I’m not completely sure what prompted him to “compromise,” but I'm pretty sure the numbers 20 and 16 have a lot to do with it. He's been trying to position himself on the presidential track since the day after he won reelection in November. He's done this by attempting frame himself as a more pragmatic governor. You can look at his refusal to get behind right to work legislation as further proof of this.
But one huge problem with him giving the university autonomy is that it indirectly affects the very people who have fervently supported him. The tuition freeze was a huge selling point for Walker, and it's a main reason why so many people love him. But Walker has not moved to expand the tuition freeze past 2017. That fact, combined with more autonomy for the university, will undoubtedly mean at this point that tuition will skyrocket in the coming years.
With $300 million less to work with, the university has to recoup those losses somewhere.

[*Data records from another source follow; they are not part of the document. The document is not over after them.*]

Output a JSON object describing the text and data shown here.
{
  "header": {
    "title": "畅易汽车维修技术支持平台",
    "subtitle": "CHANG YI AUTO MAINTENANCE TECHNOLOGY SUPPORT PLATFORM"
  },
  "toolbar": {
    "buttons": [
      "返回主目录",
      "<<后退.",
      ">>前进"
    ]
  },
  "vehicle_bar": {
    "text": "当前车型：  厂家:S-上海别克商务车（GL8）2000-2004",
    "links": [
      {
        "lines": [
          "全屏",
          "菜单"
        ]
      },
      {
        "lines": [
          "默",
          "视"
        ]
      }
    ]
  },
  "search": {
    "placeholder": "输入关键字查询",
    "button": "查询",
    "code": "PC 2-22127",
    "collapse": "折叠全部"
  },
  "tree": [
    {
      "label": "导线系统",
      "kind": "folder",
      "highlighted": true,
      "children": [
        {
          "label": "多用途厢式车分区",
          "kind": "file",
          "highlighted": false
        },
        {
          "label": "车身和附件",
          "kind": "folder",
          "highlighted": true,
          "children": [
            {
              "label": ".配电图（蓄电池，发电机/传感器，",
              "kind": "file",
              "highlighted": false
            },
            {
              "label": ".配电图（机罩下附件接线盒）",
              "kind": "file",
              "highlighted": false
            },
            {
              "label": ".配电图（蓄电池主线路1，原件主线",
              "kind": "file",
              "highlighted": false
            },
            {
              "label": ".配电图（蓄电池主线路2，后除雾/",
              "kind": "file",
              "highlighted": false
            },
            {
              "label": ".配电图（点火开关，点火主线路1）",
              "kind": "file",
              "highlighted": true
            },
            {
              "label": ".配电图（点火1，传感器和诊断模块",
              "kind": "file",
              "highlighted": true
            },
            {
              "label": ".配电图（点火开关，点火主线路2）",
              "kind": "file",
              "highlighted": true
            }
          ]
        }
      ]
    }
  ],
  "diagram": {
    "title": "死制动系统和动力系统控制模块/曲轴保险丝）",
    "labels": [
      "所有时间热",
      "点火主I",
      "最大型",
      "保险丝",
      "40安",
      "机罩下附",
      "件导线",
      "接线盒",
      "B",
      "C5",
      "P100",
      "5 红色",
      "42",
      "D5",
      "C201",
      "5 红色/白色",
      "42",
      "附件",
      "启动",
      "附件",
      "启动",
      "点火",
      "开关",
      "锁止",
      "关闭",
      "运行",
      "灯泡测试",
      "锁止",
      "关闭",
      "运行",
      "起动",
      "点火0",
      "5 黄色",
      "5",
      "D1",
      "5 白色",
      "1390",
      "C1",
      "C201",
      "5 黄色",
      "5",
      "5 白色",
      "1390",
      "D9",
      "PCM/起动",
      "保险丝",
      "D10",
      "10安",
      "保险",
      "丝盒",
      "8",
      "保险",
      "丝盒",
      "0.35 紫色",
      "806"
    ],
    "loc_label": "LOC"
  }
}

As soon as the freeze ends in 2017 and university officials have the avenue to make their own decisions without legislative interference, it's pretty clear that they'll raise tuition.
Ultimately, the cuts are a political move by Walker to bump his conservative cred and make the university play the villain. This is clear from his rhetoric scolding university professors for not working hard enough.
His plans are going to shaft both the university and the people of Wisconsin. The university's tuition for out-of-state students is a bargain. In the most recent comparisons of tuition rates for out-of state-students done by the university, the institution costs about $14,000 less than the most expensive school (the University of Michigan).
The low cost and the quality of the University of Wisconsin make it very attractive to both in-state and out-of-state students. Walker's plans will eventually take away that advantage, robbing the university of both quality students and potential research dollars, crippling the university.
People need to realize that what Walker is doing is not really a substantive compromise. Now that he's won reelection, the affairs of the state of Wisconsin seem to have taken a backseat to Walker's political aspirations, meaning that Walker has effectively turned his back not only on Democrats in this state, but also the conservative middle-class families that have supported him since his county executive days. He's using Wisconsin as a toy he can tinker with to try to improve his image nationally. The only real compromise here is that this state has to compromise the quality of its universities in exchange for Walker getting a presidential run.
Miles Brown is a student at the University of Wisconsin–Madison.